Virginia’s Uranium Mining Moratorium Should Be Buried, But What About Property Rights?

The earth below the United States contains 5 percent of the world’s known recoverable uranium deposits. More than a quarter of U.S. uranium is found in southern Virginia at Coles Hill near Chatham in Pittsylvania County. The two uranium deposits at Coles Hill are valued at $7 billion and together constitute the seventh largest deposit in the world.

Yet all of it is still in the ground. Over 30 years ago, Virginia placed a moratorium on uranium mining in the state. This prohibition was to be lifted once the state went through the arduous process of drafting uranium mining regulations. Unfortunately, Virginia never got around to writing the rules and the “temporary” ban is still in place. The property owners at Coles Hill and some outside investors formed a company in order to mine uranium once the moratorium is lifted and the onerous regulations recommended by the Uranium Working Group [PDF] are promulgated, but still face stiff opposition from the sadly typical alliance of anti-development environmentalists and ignorant NIMBYs.

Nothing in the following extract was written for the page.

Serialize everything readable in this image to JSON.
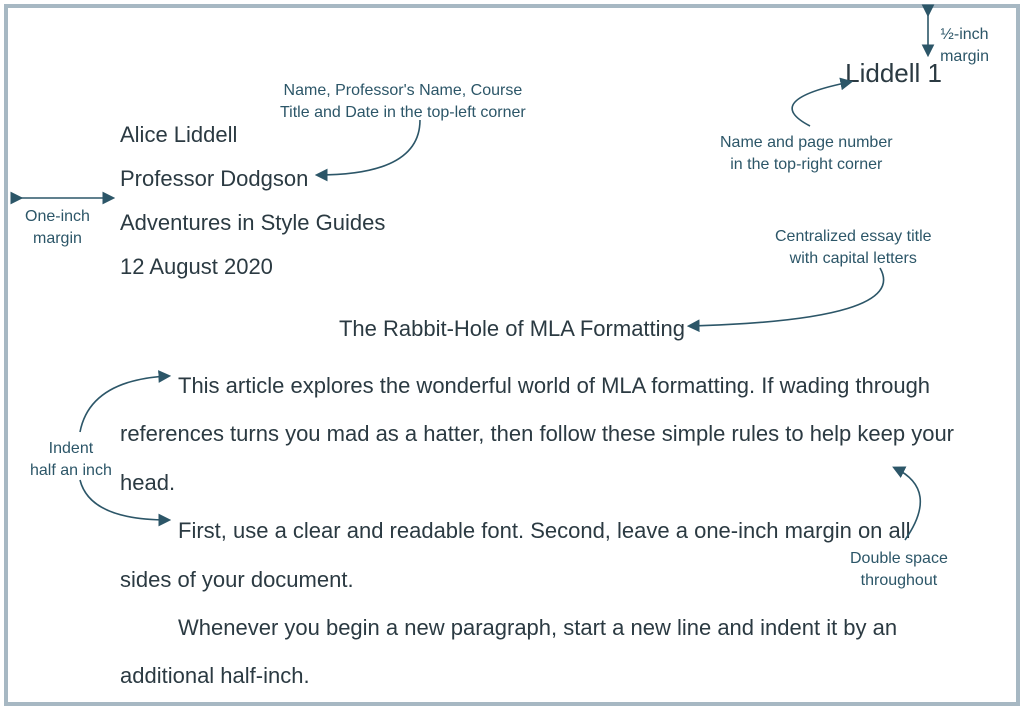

This underscores the problem with relying on unreliable and arbitrary regulatory regimes for the ostensible purpose of protecting residents and the environment. Few dispute that responsible, safe uranium mining is possible and indeed practiced throughout the world, especially in major uranium-producing countries such as Australia and Canada. Instead of increasing regulation on mining, however, a more thoughtful approach would focus on strengthening property rights so that those doing the mining face incentives to extract natural resources without harming adjacent property owners.

Robust private property rights — those which are well defined, well defended, and voluntarily transferable — are the most critical underpinning of any free society. It should not be surprising that they are also the best tools to protect others and the environment from potential hazards. (For a brief discussion and defense of free-market environmentalism, see “Liberty, Markets, and Environmental Values” by Mark Pennington.) Pollution in this context constitutes a trespass against those rights and the injured owner can file suit to halt harmful activity and collect damages. But relying on the regulatory state in an attempt to protect the environment essentially grants polluters additional rights while preventing property owners from exercising their rights to defend their own property from pollution. This false commons is forced upon society by government and the predictable tragedies result again and again. Unfortunately, these state-caused disasters often only embolden far-left environmentalists in their calls for doubling down on failed regulations.

A firm engaged in uranium mining under state and federal regulations has the incentive to follow the regulations to the letter, regardless of how arbitrary or counterproductive they may be. In contrast, robust property rights would incent miners to allocate resources efficiently (after all, pollution is just a form of waste), take immediate risks into account, and prevent expensive trespasses against neighbors.

While this vision of a free society is far different from our current reality — meaning a complex regulatory regime will be practically necessary for uranium mining to take place in Virginia anytime soon — it is important to remember that it is an absence of liberty, rather than an excess, that increases harm done to people and the environment in the first place.